Actor-Critic Provably Finds Nash Equilibria of Linear-Quadratic Mean-Field Games

TL;DR

This paper introduces a model-free reinforcement learning algorithm that provably finds Nash equilibria in linear-quadratic mean-field games with infinite agents, using an actor-critic approach with linear function approximation.

Contribution

It provides the first provably convergent, model-free RL method for discrete-time mean-field Markov games with linear-quadratic structure.

Findings

Algorithm converges to Nash equilibrium at a linear rate

First application of model-free RL with convergence guarantees in this setting

Proposes a practical actor-critic method without needing the model of dynamics

Abstract

We study discrete-time mean-field Markov games with infinite numbers of agents where each agent aims to minimize its ergodic cost.
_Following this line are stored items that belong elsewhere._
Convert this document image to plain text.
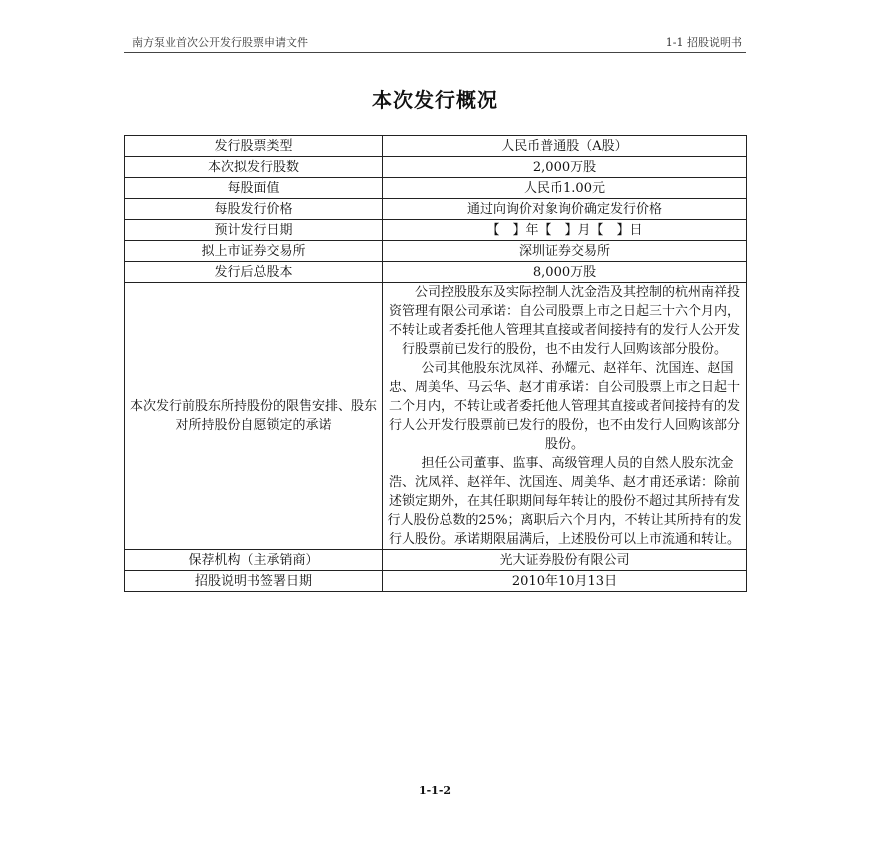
南方泵业首次公开发行股票申请文件	1-1 招股说明书
本次发行概况
发行股票类型	人民币普通股（A股）
本次拟发行股数	2,000万股
每股面值	人民币1.00元
每股发行价格	通过向询价对象询价确定发行价格
预计发行日期	【　】年【　】月【　】日
拟上市证券交易所	深圳证券交易所
发行后总股本	8,000万股
本次发行前股东所持股份的限售安排、股东对所持股份自愿锁定的承诺	公司控股股东及实际控制人沈金浩及其控制的杭州南祥投资管理有限公司承诺：自公司股票上市之日起三十六个月内，不转让或者委托他人管理其直接或者间接持有的发行人公开发行股票前已发行的股份，也不由发行人回购该部分股份。

公司其他股东沈凤祥、孙耀元、赵祥年、沈国连、赵国忠、周美华、马云华、赵才甫承诺：自公司股票上市之日起十二个月内，不转让或者委托他人管理其直接或者间接持有的发行人公开发行股票前已发行的股份，也不由发行人回购该部分股份。

担任公司董事、监事、高级管理人员的自然人股东沈金浩、沈凤祥、赵祥年、沈国连、周美华、赵才甫还承诺：除前述锁定期外，在其任职期间每年转让的股份不超过其所持有发行人股份总数的25%；离职后六个月内，不转让其所持有的发行人股份。承诺期限届满后，上述股份可以上市流通和转让。

保荐机构（主承销商）	光大证券股份有限公司
招股说明书签署日期	2010年10月13日
1-1-2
We consider the setting where the agents have identical linear state transitions and quadratic cost functions, while the aggregated effect of the agents is captured by the population mean of their states, namely, the mean-field state. For such a game, based on the Nash certainty equivalence principle, we provide sufficient conditions for the existence and uniqueness of its Nash equilibrium. Moreover, to find the Nash equilibrium, we propose a mean-field actor-critic algorithm with linear function approximation, which does not require knowing the model of dynamics. Specifically, at each iteration of our algorithm, we use the single-agent actor-critic algorithm to approximately obtain the optimal policy of the each agent given the current mean-field state, and then update the mean-field state. In particular, we prove that our algorithm converges to the Nash equilibrium at a linear rate. To the best of our knowledge, this is the first success of applying model-free reinforcement learning with function approximation to discrete-time mean-field Markov games with provable non-asymptotic global convergence guarantees.